Let's see the result


Recognized Text: 
{'ori_text': '根岸 東急ストア TEL 045-752-6131 領収証 [TOP2C!UbO J3カード」 クレヅッ 卜でのお支払なら 200円で3ボイン卜 お得なカード! 是非こ入会下さい。 2013年09月02日(月) レジNO. 0102 NOO07さ と う 001131 スダフエウ卜チーネ 23 単198 1396 003271 オインイ年 ユウ10 4238 000805 ソマ一ク スモー一クサーモン 1298 003276 タカナン ナマクリーム35 1298 001093 ヌテラ スフレクト 1398 000335 バナサ 138 000112 アボト 2つ 単158 1316 A000191 タマネキ 429 合計 2,111 (内消費税等 100 現金 10001 お預り合計 110 001 お釣り 7 890', 
'ori_language': 'ja', 
'text': 'Negishi Tokyu Store TEL 045-752-6131 Receipt [TOP2C!UbO J3 Card] If you pay with a credit card, you can get 3 points for 200 yen.A great value card!Please join us. Monday, September 2, 2013 Cashier No. 0102 NOO07 Satou 001131 Sudafue Bucine 23 Single 198 1396 003271 Oinyen Yu 10 4238 000805 Soma Iku Smo Iku Salmon 1298 003276 Takanan Nama Cream 35 1 298 001093 Nutella Sprect 1398 000335 Banasa 138 000112 Aboto 2 AA 158 1316 A000191 Eggplant 429 Total 2,111 (including consumption tax, etc. 100 Cash 10001 Total deposited 110 001 Change 7 890', 
'language': 'en',}

The results are much better now!
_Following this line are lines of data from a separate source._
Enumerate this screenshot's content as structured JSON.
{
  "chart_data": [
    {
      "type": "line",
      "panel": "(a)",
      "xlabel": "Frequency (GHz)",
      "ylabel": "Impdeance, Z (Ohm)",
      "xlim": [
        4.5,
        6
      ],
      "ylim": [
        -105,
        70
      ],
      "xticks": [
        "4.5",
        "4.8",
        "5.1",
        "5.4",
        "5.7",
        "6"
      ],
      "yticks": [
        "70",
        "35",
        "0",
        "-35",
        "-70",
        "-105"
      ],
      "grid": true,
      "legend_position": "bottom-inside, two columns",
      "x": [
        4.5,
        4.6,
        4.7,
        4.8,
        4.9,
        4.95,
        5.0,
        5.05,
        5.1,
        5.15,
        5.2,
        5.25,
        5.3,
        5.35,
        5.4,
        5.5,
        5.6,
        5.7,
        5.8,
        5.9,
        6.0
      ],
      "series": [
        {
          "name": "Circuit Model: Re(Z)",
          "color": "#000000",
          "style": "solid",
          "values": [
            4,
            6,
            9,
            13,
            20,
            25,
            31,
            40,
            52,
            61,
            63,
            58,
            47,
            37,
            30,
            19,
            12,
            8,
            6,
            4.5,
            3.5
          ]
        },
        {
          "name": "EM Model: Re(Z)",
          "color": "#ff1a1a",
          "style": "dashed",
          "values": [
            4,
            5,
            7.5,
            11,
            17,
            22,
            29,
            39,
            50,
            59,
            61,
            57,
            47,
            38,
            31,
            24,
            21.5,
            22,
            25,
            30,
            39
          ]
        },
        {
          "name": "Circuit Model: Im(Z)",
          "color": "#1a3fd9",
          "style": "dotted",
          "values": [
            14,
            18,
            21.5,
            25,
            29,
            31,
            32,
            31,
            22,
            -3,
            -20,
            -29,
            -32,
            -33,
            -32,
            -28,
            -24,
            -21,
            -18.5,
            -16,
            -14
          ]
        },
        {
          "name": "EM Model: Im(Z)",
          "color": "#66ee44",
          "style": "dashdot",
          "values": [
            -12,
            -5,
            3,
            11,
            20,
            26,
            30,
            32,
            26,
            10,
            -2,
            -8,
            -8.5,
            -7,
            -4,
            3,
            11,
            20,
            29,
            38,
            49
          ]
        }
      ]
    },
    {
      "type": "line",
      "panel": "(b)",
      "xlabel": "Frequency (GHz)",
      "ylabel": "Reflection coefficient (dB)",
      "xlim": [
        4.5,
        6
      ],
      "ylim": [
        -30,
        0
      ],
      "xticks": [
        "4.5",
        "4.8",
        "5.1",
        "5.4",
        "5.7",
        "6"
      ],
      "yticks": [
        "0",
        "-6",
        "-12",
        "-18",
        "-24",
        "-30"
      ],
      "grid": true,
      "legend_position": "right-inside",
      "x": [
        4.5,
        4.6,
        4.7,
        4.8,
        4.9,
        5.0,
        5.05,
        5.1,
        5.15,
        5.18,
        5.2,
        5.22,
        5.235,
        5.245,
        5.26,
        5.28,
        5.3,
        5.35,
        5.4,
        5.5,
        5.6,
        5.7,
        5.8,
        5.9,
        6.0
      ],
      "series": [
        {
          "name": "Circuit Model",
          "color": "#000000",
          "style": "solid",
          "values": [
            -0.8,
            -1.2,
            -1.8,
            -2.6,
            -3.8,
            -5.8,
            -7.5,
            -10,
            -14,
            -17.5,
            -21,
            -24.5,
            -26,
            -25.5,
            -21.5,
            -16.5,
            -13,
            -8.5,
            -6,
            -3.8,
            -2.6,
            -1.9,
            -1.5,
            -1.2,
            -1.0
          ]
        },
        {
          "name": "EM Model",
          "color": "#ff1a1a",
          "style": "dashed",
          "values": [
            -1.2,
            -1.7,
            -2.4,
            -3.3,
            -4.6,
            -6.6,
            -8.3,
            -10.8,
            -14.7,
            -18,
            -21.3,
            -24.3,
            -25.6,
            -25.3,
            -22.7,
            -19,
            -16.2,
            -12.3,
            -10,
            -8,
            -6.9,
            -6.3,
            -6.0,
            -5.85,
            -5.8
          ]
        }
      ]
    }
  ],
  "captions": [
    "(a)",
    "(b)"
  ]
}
I also translated the original Japanese into English. With this approach, the output will significantly improve for other languages as well.

Summary

In this blog, we explored how to extract key information from invoices by combining LLMs and OCR, while also optimizing processing time, minimizing token usage, and improving multilingual support. By incorporating PaddleOCR and a zero-shot language detection model, we boosted both accuracy and reliability across different formats and languages. I hope these examples help you grasp the full process, from initial concept to final implementation.